Y, después de todo, ¿de dónde puede haber salido la loca idea de un fraude electoral, sino simplemente del mal perder de ese supremacista blanco, Donald Trump? Supuestamente nos tiene que parecer raro que, en la madrugada de la noche electoral, Trump fuera ganando por 100.000 votos -redondeando- en Wisconsin, 300.000 en Michigan, 300.000 en Georgia, y 700.000 en Pensilvania, y luego el marcador se diera la vuelta. Bueno, sí, después de que esos estados dejaran de contar y reanudaran la operación algo más de una hora después, con resultados casi perfectamente inversos. Esas cosas pasan. No muy a menudo, pero pasan. Hasta lo de interrumpir el recuento a la vez, sin muchas explicaciones.
¿Y qué si Trump recibió más votos que ningún otro presidente que se presentara a la reelección, con once millones más que cuando ganó las de 2016, cuando Obama obtuvo sin problemas la victoria 3,5 millones de votos menos que en su primer mandato? ¿Qué, si el 95% de los republicanos votaron por él, o si el apoyo negro creció un 50% con respecto a las pasadas elecciones, y el voto hispano pasó del 29% en 2016 a un 35%? ¿Qué, si ganó holgadamente en Florida, Ohio y Iowa, cuando desde 1852, el único candidato presidencial en perder las elecciones ganando en esos estados fue Richard Nixon en 1960, un resultado que fue con toda probabilidad fraudulento?
Las casualidades pueden ser muy divertidas, pero no prueban nada, ni sirven de nada en los tribunales. Así que de nada sirve que el Washington Examiner se sorprendiera de la derrota de Trump a pesar de que “los republicanos ganaron las 27 elecciones simultáneas que el Cook Political Report consideraba ‘disputadas’ en su análisis preelectoral, además de hacerse con 7 de los 36 escaños que la misma publicación consideraba “probablemente demócrata”. Vale, los demócratas no lograron descabalgar a uno solo de los republicanos de la Cámara. ¿Y qué?
Fijarse en esas menudencias estadísticas está bien para pasar el rato, pero no prueban nada. Como todas esas ‘mediciones no demoscópicas’, ya saben: tendencias en el registro por partidos, éxito relativo en las primarias de uno y otro, número de donaciones personales, asistencia a mítines, búsquedas en Google, presencia en redes sociales… Da igual que Patrick Basham, fundador del Democracy Institute, insista en que esos factores predictivos no hayan fallado nunca, menos aún todos ellos a la vez.
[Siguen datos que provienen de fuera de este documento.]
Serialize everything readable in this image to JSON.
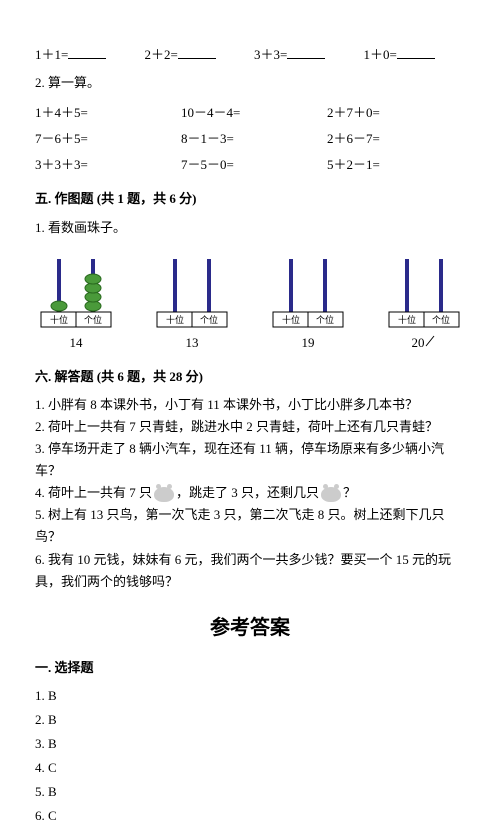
{
  "firstRow": {
    "items": [
      "1＋1=",
      "2＋2=",
      "3＋3=",
      "1＋0="
    ]
  },
  "calcHeader": "2. 算一算。",
  "calcGrid": {
    "rows": [
      [
        "1＋4＋5=",
        "10－4－4=",
        "2＋7＋0="
      ],
      [
        "7－6＋5=",
        "8－1－3=",
        "2＋6－7="
      ],
      [
        "3＋3＋3=",
        "7－5－0=",
        "5＋2－1="
      ]
    ]
  },
  "section5": "五. 作图题 (共 1 题，共 6 分)",
  "s5p1": "1. 看数画珠子。",
  "abaci": [
    {
      "number": "14",
      "tens_beads": 1,
      "ones_beads": 4,
      "tens_color": "#4a9a3a",
      "ones_color": "#4a9a3a",
      "rod_color": "#2a2a8a",
      "label_tens": "十位",
      "label_ones": "个位",
      "show_beads": true
    },
    {
      "number": "13",
      "tens_beads": 0,
      "ones_beads": 0,
      "rod_color": "#2a2a8a",
      "label_tens": "十位",
      "label_ones": "个位",
      "show_beads": false
    },
    {
      "number": "19",
      "tens_beads": 0,
      "ones_beads": 0,
      "rod_color": "#2a2a8a",
      "label_tens": "十位",
      "label_ones": "个位",
      "show_beads": false
    },
    {
      "number": "20",
      "tens_beads": 0,
      "ones_beads": 0,
      "rod_color": "#2a2a8a",
      "label_tens": "十位",
      "label_ones": "个位",
      "show_beads": false,
      "scratch": true
    }
  ],
  "section6": "六. 解答题 (共 6 题，共 28 分)",
  "wordProblems": {
    "p1": "小胖有 8 本课外书，小丁有 11 本课外书，小丁比小胖多几本书？",
    "p2": "荷叶上一共有 7 只青蛙，跳进水中 2 只青蛙，荷叶上还有几只青蛙？",
    "p3": "停车场开走了 8 辆小汽车，现在还有 11 辆，停车场原来有多少辆小汽车？",
    "p4a": "荷叶上一共有 7 只",
    "p4b": "，跳走了 3 只，还剩几只",
    "p4c": "？",
    "p5": "树上有 13 只鸟，第一次飞走 3 只，第二次飞走 8 只。树上还剩下几只鸟？",
    "p6": "我有 10 元钱，妹妹有 6 元，我们两个一共多少钱？要买一个 15 元的玩具，我们两个的钱够吗？"
  },
  "answerTitle": "参考答案",
  "answerSection1": "一. 选择题",
  "answerLines": [
    "1. B",
    "2. B",
    "3. B",
    "4. C",
    "5. B",
    "6. C"
  ]
}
Bueno, siempre hay una primera vez para todo.
En cuanto a las distintas auditorías de varias máquinas de votación de Dominion, los centenares de declaraciones juradas de testigos que asistieron a juego sucio, el célebre vídeo de Georgia… ‘Fake news’, todas y cada una de ellas. Falsedades, como repiten sin cesar desde CNN al Washington Post, pasando por cualquier grupo de medios de alguna entidad.
Y los demócratas tienen la ocasión de oro para demostrarlo. Ahora lo único que tiene que hacer Biden para tranquilizar a todos sus conciudadanos acerca de su legitimidad es convocar una rueda de prensa y anunciar que va a colaborar para que se investiguen a fondo todas las acusaciones de fraude, apoyar todas las demandas de revisión y demostrar, así, que han sido, en efecto, las elecciones más fiables de la historia.